Jean Perry, Neighb News Correspondent
The Fairhaven Finance Committee has so far reviewed the Fiscal Year 2022 budgets of most town departments, including the “Big Four”— Fire/EMS, Police, Schools the Department of Public Works— on 2/25 & 3/4.
The School Department, like all departments, was instructed to cut 10% off the bat. Its $400,000 cut to its requested operating budget, including the $200,000 that Interim Town Administrator and Finance Director/ Treasurer/Collector Wendy Graves told them to also factor in due to a decline in school choice income, will be deeply felt.
The proposed $22,789,000 budget is a 3.89% increase over FY21, which, said Superintendent DR. Robert Baldwin, combined with the 1.1% increase of FY20, is only about a 5% increase over two years.
“Our hope is to maintain, expand, and enhance the educational program… as we get back to a more normal next year,” said Dr. Baldwin. “And we hope to be as open as we can in the process.”
The district’s main concerns this upcoming year are pandemic-related learning gaps and social/emotional wellbeing issues and restoring things to what students and teachers knew pre-pandemic. But as it stands now, the district is down 89 students, which is typical across the state today, said Dr. Baldwin. Some students left the public school setting to pass the pandemic home-schooled, but Dr. Baldwin anticipates that most, if not all, will return. The Acushnet student population is down after relative consistency over the last five or so years.
Nonetheless, it is a level-service budget Dr. Baldwin presented, but he reminded the FinCom that the town used several one-time-spending funding sources to balance the school budget last year, including CARES Act funding, of over $1 million to fund the hybrid and remote-learning programs, personal protective equipment, and other mitigating measures to control the spread of COVID-19.
For Dr. Baldwin, this is not the year to make significant cuts to schools: “My heart breaks for our kids… and I’m not settling for a dime less for those (level) services….”
He said they would plan for level services and hope for federal relief and increased town revenue this year.
Last year, the town used $400,000 in free cash to balance the town budget, said FinCom chair Padraic Elliott.
“And we all held our breath and said hopefully this is a one-time thing,” he said, adding that six months later the town was dipping into free cash again, this time for $285K.
Mr. Elliott wanted to know the precise impacts of the cut, and Dr. Baldwin said he would present that to FinCom ahead of its votes to recommend budgets to Town Meeting.
Mr. Elliott said the $400K would have to come from somewhere, either free cash or other departments.
“We just can’t take money out of the air,” said Mr. Elliott. “There’s a lot of cutting across a lot of departments, and everybody’s going to be running pretty close to the bone.”
FinCom member Kevin Gallagher reminded the committee that during its meeting with the police and fire chiefs, FinCom said it would prioritize public safety should revenue increase.
“We can’t be promising that to everyone,” cautioned Mr. Gallagher.
When School Committee member Pam Kuechler asked for an explanation of the $400K cut, Ms. Graves said that while working on the budget and making cuts relative to revenue reductions, she discovered the school district’s $200K decrease in revenue. Dr. Baldwin called the additional $200K cut “an extra whack” and asked whether other town departments with revenue decreases had to make the same relative cuts.
School Committee member Brian Munroe said he understood the need for cuts amid decreasing revenues, but noted that in the past, when school revenues increased, the schools did not get a “bonus.”
“We do have a hard time swallowing the additional cut that the other departments aren’t be asking to take,” said Mr. Monroe.
Town Accountant Anne Carreiro said she would work with Dr.

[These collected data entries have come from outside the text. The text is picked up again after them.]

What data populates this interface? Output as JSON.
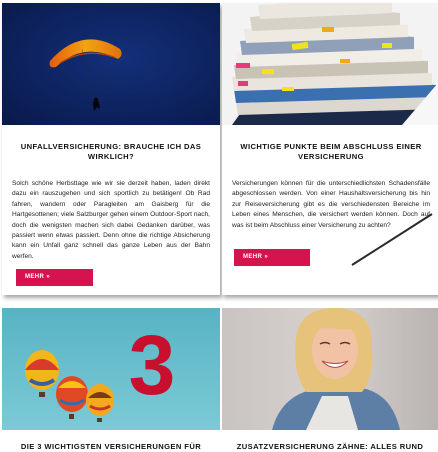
{
  "cards": [
    {
      "title": "Unfallversicherung: Brauche ich das wirklich?",
      "text": "Solch schöne Herbsttage wie wir sie derzeit haben, laden direkt dazu ein rauszugehen und sich sportlich zu betätigen! Ob Rad fahren, wandern oder Paragleiten am Gaisberg für die Hartgesottenen; viele Salzburger gehen einem Outdoor-Sport nach, doch die wenigsten machen sich dabei Gedanken darüber, was passiert wenn etwas passiert. Denn ohne die richtige Absicherung kann ein Unfall ganz schnell das ganze Leben aus der Bahn werfen.",
      "button": "MEHR »"
    },
    {
      "title": "Wichtige Punkte beim Abschluss einer Versicherung",
      "text": "Versicherungen können für die unterschiedlichsten Schadensfälle abgeschlossen werden. Von einer Haushaltsversicherung bis hin zur Reiseversicherung gibt es die verschiedensten Bereiche im Leben eines Menschen, die versichert werden können. Doch auf was ist beim Abschluss einer Versicherung zu achten?",
      "button": "MEHR »"
    },
    {
      "title": "Die 3 wichtigsten Versicherungen für"
    },
    {
      "title": "Zusatzversicherung Zähne: Alles rund"
    }
  ],
  "image3_numeral": "3",
  "colors": {
    "accent": "#d4134f",
    "sky_dark": "#0b1f5c",
    "sky_light": "#5fb8c9",
    "numeral": "#c8102e"
  },
  "icons": {
    "paraglider": "paraglider-icon",
    "person": "person-silhouette-icon"
  }
}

Baldwin looking at special funds and revolving funds to potentially mitigate the cuts.
In contrast to school choice revenue, the town’s school choice expense went up an additional $100,000 to send approximately 20 more Fairhaven students out of the district.
During the 3/4 meeting, Highway Superintendent John Charbonneau said he did not know how the department will function with the drastic cuts.

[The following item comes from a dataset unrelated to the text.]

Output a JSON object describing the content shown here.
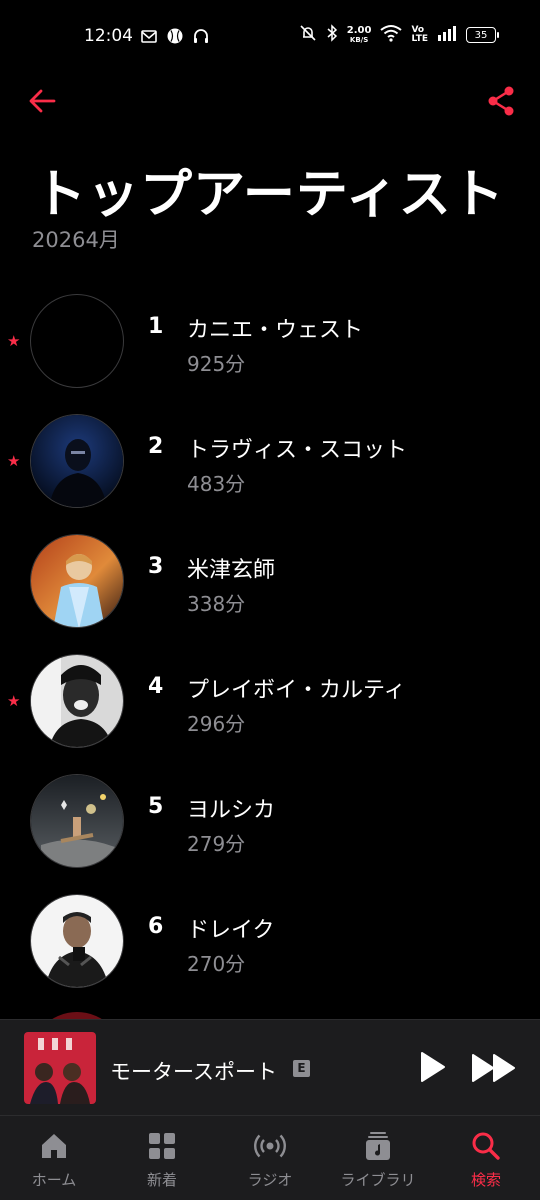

Beginning with the tools line item, $2,000 was cut from a budget of only $2,500.
“I don’t see how we’re going to be able to do it,” said Mr. Charbonneau. “[$500] will only get us a couple of months into the fiscal year for tools for mechanics.”

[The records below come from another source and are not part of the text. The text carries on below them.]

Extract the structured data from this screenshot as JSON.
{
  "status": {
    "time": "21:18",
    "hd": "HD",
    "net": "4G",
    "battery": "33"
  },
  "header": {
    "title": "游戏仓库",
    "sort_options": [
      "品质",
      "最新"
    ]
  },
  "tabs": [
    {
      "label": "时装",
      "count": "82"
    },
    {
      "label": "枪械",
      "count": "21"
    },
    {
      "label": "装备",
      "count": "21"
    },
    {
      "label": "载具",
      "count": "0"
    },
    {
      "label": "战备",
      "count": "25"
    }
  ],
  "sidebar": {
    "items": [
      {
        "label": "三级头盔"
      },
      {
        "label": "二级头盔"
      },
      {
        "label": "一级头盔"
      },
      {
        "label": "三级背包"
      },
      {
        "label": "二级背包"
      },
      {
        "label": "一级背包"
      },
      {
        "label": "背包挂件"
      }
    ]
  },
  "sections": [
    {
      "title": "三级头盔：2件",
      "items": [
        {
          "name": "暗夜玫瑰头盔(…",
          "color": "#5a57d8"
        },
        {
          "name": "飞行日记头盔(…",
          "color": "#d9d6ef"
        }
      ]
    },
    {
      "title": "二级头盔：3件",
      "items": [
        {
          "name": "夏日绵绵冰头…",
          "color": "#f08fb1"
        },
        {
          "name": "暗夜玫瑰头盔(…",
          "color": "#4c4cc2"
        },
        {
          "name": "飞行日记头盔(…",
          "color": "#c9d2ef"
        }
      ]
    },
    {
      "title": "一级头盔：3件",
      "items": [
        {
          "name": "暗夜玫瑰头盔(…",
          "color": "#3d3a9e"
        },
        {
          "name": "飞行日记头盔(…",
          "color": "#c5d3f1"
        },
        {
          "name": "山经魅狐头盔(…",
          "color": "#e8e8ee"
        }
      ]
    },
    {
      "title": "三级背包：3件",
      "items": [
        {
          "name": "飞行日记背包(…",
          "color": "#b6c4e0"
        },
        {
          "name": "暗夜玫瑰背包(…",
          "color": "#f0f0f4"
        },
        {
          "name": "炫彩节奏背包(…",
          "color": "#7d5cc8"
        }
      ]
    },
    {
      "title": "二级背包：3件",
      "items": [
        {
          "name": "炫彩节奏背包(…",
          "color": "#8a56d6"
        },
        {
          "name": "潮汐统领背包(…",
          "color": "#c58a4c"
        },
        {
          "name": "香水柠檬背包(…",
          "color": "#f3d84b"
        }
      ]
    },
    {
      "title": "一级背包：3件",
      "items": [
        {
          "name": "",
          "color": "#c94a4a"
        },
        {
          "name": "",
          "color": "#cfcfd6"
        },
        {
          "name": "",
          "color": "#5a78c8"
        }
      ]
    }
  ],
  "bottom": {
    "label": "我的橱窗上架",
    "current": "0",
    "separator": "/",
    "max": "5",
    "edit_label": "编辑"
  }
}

Maintenance line items for buildings and equipment were cut to $0 by $10,000 and $6,000, respectively. He said they would not able to function without those funds.
“I’m hoping that [Ms. Graves] is going to allow us to look at this a little further and address some of these items,” said public works Superintendent Vincent Furtado.
For example, he said, Ms. Graves initially took $30,000 from repair and maintenance of vehicles, a 50% cut from the FY21 budget of $60,000.
“She was nice enough after I asked to take $15,000 each (from curbing and from street resurfacing) minimizing the [$30K] from the vehicle repair because our vehicles take a beating…”
“The whole [building maintenance budget] was cut,” added Mr. Furtado. “I mean, we have a lot of garage doors in the BPW and if one goes off the track … or awry, which happens more often than I wish, we’re calling the door folks in and we have no budget for the buildings.”